Well at first what are Layouts? Well, you can think of layouts as just containers for UI elements, where these UI elements are Composables. Basically, a Layouts’s job is to determine how all its children are positioned and displayed on the Screen.

Now, let us try to create the following Layout where the UI elements are arranged like steps on a stair.

Stairs layout

Creating our custom Stairs layout

It would be very difficult to achieve this with a simple Column Layout, so let’s make our own Layout called Stairs using the following code.

@Composable
private fun Stairs(
    modifier: Modifier = Modifier,
    content: @Composable () -> Unit,
) {
    Layout(
        modifier = modifier,
        measurePolicy = { measurables, constraints ->
        val layoutMaxWidth = constraints.maxWidth
        val numberOfChildren = measurable.size
            val maxWidth = layoutMaxWidth / numberOfChildren
            val placeables = measurables.map {
                it.measure(
                    constraints = constraints.copy(maxWidth = maxWidth)
                )
            }
            var x = 0
            var y = 0

            layout(
                width = constraints.maxWidth,
                height = constraints.maxHeight
            ) {
                placeables.forEach { placable ->
                    placable.place(x, y)
                    x += placable.width
                    y += placable.height
                }
            }
        },
        content = content
    )
}

As you can see, in the Layout function we are passing in 3 arguments, modifier, measurePolicy and content. The content passed is a Collection of all the children Composable that are going to be in our Stairs custom Layout. The measurePolicy is a lambda function that takes in a list of measurables and constraints. The constraints hold the minimum and maximum widths and heights the children can be. The measurables is a list of children in our Layout which once measured for size gives us placables which we can place on the screen.
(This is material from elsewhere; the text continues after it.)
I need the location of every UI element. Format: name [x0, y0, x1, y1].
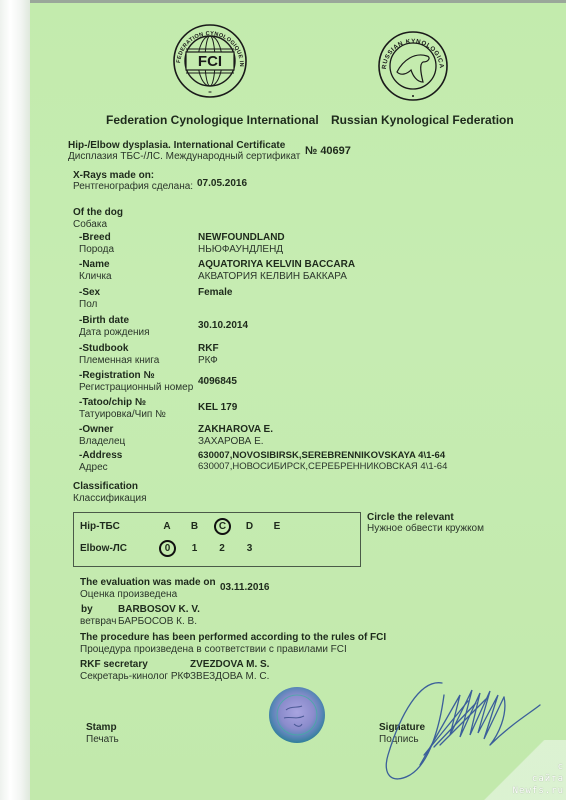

In our Stairs example, while measuring the children we are limiting the maximum width of the children such that available maximum width of entire layout is equally divided amongst all its children by passing in a constraint with maxWidth of layoutMaxWidth / numberOfChildren.

Then we call the layout function where we place all the Children. In the screen the top left corner has the coordinate (0, 0) and x increases as we go right and y increases as we go down. So, while placing all the children on the screen if we increment the x and y coordinate of the next child by the width and height of the previous child, we get a Stairs like placement.

To see our Stairs Custom Layout in action, we can us the following code.

@Composable
fun StairsPreview() {
    MaterialTheme {
        Stairs {
            repeat(12) {
                Box(
                    modifier = Modifier
                        .fillMaxWidth() // giving each children a random height
                        .height(Random.nextInt(30, 50).dp) // giving each children a random color
                        .background(Color(Random.nextLong(0xFFFFFFFF)))
                )
            }
        }
    }
}

Conclusion

That’s it for this blog post. There are a lot more things we can achieve with Custom layouts in Jetpack compose to meet unique needs for our products. For more you can refer to the documentation for Custom layouts.